Sinds de Wet Potpourri I van 19 oktober 2015, is de uitspraak in burgerlijke zaken in de regel uitvoerbaar bij voorraad. Dit wil zeggen dat een uitspraak van de rechter in burgerlijke zaken kan uitgevoerd worden middels beslag zelfs indien er verzet of hoger beroep wordt ingesteld.
Art. 1397.[
1 Behoudens de uitzonderingen die de wet bepaalt of tenzij de rechter, ambtshalve of op verzoek van een van de partijen, bij met bijzondere redenen omklede beslissing anders beveelt, onverminderd artikel 1414, zijn de eindvonnissen uitvoerbaar bij voorraad, zulks niettegenstaande hoger beroep en zonder zekerheidsstelling indien de rechter deze niet heeft bevolen.
Behoudens de uitzonderingen die de wet bepaalt of tenzij de rechter, ambtshalve of op verzoek van een van de partijen, bij met bijzondere redenen omklede beslissing anders beveelt en onverminderd artikel 1414, schorsen verzet of hoger beroep van de versteklatende partij tegen eindvonnissen die bij verstek zijn gewezen daarvan de tenuitvoerlegging.
Vonnissen alvorens recht te doen, waartoe alle voorlopige maatregelen behoren, zijn van rechtswege uitvoerbaar bij voorraad.]
1 ----------
(
1)<W
2017-07-06/24, art. 155, 100; Inwerkingtreding : 03-08-2017>
Omdat elk eindvonnis van rechtswege uitvoerbaar bij voorraad is, is de rechter niet langer verplicht over de voorlopige uitvoerbaarheid uitspraak te doen.

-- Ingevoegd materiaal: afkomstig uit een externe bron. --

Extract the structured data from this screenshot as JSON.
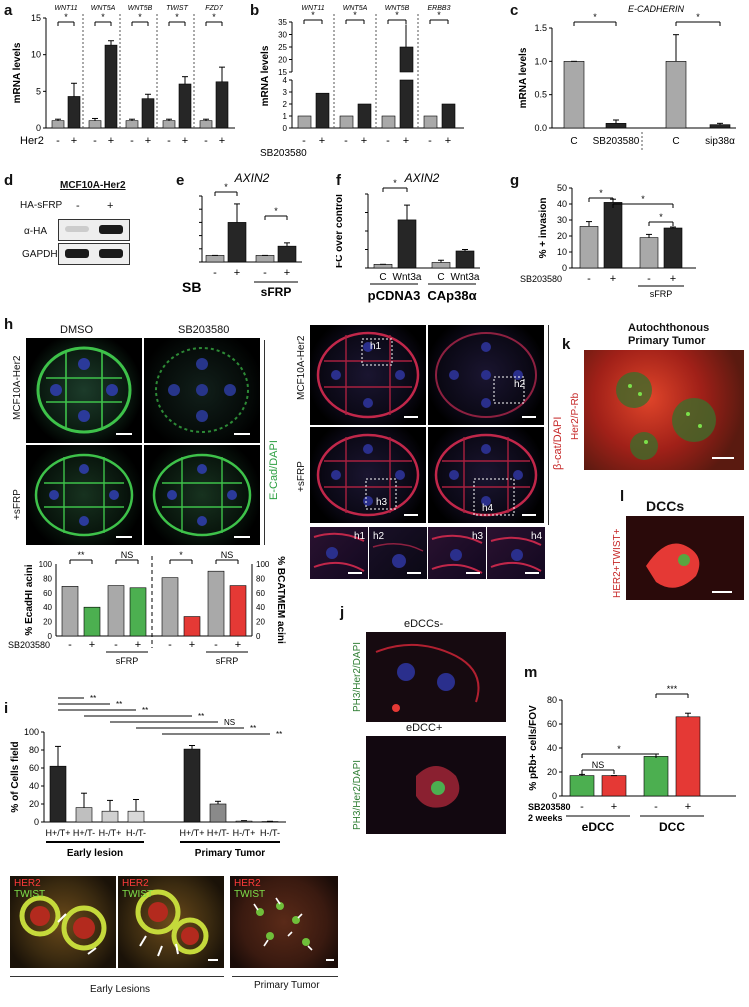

De rechters in hoger beroep kunnen niet, op straffe van nietigheid, de voorlopige tenuitvoerlegging van vonnissen verbieden of doen schorsen (art. 1402 Ger.W.), behalve in het uitzonderlijke geval dat de beslissing, die de voorlopige tenuitvoerlegging toestaat, behept is met een duidelijke procesrechtelijke onwettigheid. Dit doet zich voor wanneer de voorlopige tenuitvoerlegging niet door de wet is toegestaan, of, wanneer de beslissing is tot stand gekomen met miskenning van het recht van verdediging, meer bepaald ook wanneer de voorlopige tenuitvoerlegging werd toegestaan, terwijl zij niet gevorderd werd.
Een motiveringsgebrek in de beslissing van de eerste rechter over de tenuitvoerlegging verleent de appelrechter niet de bevoegdheid die voorlopige tenuitvoerlegging te verbieden of schorsen. De uitzondering op art. 1402 Ger.W. wordt restrictief geïnterpreteerd.
Omdat de voorlopige tenuitvoerlegging thans de regel is geworden, zal de facto deze uitzondering nog enkel kunnen worden toegepast wanneer de wet de voorlopige tenuitvoerlegging niet toestaat
De enige onregelmatigheden die een verantwoording bieden om de voorlopige tenuitvoerlegging teniet te doen, zijn die welke de beslissing m.b.t. de voorlopige tenuitvoerlegging betreffen en niet die welke de beslissingen m.b.t. de grond van de zaak betreffen.